I often found that at leadership team meetings, the heads of commercial business units would give updates on their teams’ projects, including what new products they were launching. Finance would often focus on presenting the business finances and not what the finance function teams are up to. I ensured that, in addition to the traditional business finance presentations, I represented my team, the challenges, the rising stars. This way I ensured I could champion the team and recognition of their work.

In discussing new challenges or projects with my team, I took the time to frame why this new piece of work was necessary and where the idea came from, which helped them to think about how it could be achieved and understand the benefits to the business. Treating people with respect, listening to their concerns and helping them with their questions really helped to achieve engagement and buy-in.

I could not write this article without mentioning feedback. Along with coaching, feedback was critical in allowing me to correct and adjust my style. Don’t wait for the HR department to furnish you with a tool or for your boss to tell you how you are doing – there are online resources to allow you to collect anonymous feedback, but also just asking for it in your one-to-ones, both in your team and across your peer network, can produce some great insights.
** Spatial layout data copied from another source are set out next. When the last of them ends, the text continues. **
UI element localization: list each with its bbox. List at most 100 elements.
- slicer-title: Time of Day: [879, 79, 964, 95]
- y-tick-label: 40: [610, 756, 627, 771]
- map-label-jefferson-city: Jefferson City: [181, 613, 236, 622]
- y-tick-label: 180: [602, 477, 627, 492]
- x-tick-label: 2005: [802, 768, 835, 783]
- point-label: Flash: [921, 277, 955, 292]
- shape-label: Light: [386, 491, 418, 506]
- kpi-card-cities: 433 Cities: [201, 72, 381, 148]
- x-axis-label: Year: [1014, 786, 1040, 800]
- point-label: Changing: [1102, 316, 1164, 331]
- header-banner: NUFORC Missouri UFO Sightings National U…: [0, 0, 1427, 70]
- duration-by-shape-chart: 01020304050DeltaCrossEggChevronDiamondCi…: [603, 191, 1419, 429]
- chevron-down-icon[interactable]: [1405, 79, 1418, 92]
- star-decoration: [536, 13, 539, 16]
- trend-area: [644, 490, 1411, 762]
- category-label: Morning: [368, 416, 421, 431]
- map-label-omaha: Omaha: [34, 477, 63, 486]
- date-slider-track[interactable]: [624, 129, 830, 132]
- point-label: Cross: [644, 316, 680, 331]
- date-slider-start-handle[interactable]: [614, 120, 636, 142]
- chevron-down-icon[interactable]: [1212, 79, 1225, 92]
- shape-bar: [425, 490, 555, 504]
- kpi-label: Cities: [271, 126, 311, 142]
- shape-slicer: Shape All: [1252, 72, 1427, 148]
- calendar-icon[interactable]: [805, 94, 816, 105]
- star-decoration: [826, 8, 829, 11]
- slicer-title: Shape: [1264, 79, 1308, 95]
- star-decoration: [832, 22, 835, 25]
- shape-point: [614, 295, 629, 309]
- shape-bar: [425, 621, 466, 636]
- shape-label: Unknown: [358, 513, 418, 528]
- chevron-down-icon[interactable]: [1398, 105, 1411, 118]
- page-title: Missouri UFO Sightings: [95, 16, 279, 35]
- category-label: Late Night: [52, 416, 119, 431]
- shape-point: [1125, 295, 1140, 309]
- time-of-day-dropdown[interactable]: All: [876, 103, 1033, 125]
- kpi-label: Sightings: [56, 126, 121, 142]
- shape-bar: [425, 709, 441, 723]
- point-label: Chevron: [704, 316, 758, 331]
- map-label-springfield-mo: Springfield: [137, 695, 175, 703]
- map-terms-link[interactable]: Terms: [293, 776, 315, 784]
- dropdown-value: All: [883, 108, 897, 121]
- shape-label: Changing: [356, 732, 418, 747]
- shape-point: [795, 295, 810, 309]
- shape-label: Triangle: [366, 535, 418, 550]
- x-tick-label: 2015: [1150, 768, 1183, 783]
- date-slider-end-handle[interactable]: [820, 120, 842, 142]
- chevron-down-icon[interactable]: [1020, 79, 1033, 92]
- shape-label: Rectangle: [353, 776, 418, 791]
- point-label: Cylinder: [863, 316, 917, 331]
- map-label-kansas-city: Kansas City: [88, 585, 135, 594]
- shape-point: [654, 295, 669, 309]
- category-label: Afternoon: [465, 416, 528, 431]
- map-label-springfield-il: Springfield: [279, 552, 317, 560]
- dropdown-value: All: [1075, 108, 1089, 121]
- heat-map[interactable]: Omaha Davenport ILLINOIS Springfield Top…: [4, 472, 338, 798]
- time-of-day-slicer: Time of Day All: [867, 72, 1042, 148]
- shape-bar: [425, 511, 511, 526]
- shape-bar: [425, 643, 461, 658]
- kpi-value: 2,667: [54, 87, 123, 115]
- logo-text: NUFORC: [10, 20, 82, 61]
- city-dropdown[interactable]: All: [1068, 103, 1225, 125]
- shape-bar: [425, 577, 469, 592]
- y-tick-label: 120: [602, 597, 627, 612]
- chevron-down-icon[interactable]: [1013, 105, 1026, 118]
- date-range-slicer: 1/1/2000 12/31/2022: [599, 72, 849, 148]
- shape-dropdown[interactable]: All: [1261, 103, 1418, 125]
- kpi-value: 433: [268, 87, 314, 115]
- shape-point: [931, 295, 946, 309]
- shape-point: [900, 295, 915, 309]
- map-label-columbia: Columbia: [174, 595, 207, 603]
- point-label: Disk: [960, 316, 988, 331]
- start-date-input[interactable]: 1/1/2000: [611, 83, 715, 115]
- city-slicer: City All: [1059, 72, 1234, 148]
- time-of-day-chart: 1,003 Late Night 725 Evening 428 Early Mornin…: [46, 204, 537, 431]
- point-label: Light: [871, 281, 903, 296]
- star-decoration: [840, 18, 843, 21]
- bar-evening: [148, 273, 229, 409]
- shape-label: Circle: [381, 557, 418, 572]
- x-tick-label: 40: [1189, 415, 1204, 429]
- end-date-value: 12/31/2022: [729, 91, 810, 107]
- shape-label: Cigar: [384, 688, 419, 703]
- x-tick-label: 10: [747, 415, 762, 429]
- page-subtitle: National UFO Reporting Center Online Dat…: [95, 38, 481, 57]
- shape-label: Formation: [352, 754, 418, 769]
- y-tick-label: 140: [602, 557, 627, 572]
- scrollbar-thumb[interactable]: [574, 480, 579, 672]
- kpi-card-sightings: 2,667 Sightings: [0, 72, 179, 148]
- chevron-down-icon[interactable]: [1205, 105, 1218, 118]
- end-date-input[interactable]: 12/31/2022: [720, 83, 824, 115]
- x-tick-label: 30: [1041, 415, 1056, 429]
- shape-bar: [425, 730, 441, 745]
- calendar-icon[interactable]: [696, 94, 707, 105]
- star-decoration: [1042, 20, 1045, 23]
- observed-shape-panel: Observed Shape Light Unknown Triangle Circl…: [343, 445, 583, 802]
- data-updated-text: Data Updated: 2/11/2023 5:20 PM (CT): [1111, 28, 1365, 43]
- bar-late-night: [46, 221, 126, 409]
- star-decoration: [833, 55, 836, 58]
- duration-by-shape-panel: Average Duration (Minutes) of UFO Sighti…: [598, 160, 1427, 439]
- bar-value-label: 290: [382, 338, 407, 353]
The final thing I decided to do was to simply have fun. I love working with people and deep down I knew that this was the right role for me. I took time to enjoy the experience and the privilege, and accepted that it would not be perfect. Behaving the way I wanted my team to behave and setting an example would hopefully result in my team embracing the journey and having fun along the way too!

Regrets? Well, as Sinatra sang so well, I have a few, but too few to mention. If I had to say one, then it is that there will never be enough time to meet with everyone on a regular basis when you have a large team, so finding ways to connect with everyone and making the most of the interactions that you do have is perhaps what I can suggest.

As professor Clayton Christensen noted in the well known HBR article, “How Will You Measure Your Life?”: “Management is the most noble of professions if it’s practiced well. No other occupation offers as many ways to help others learn and grow, take responsibility, be recognized for achievement, and contribute to the success of a team.” So, prepare yourself but don’t hesitate to jump right in – it’s a fantastic experience.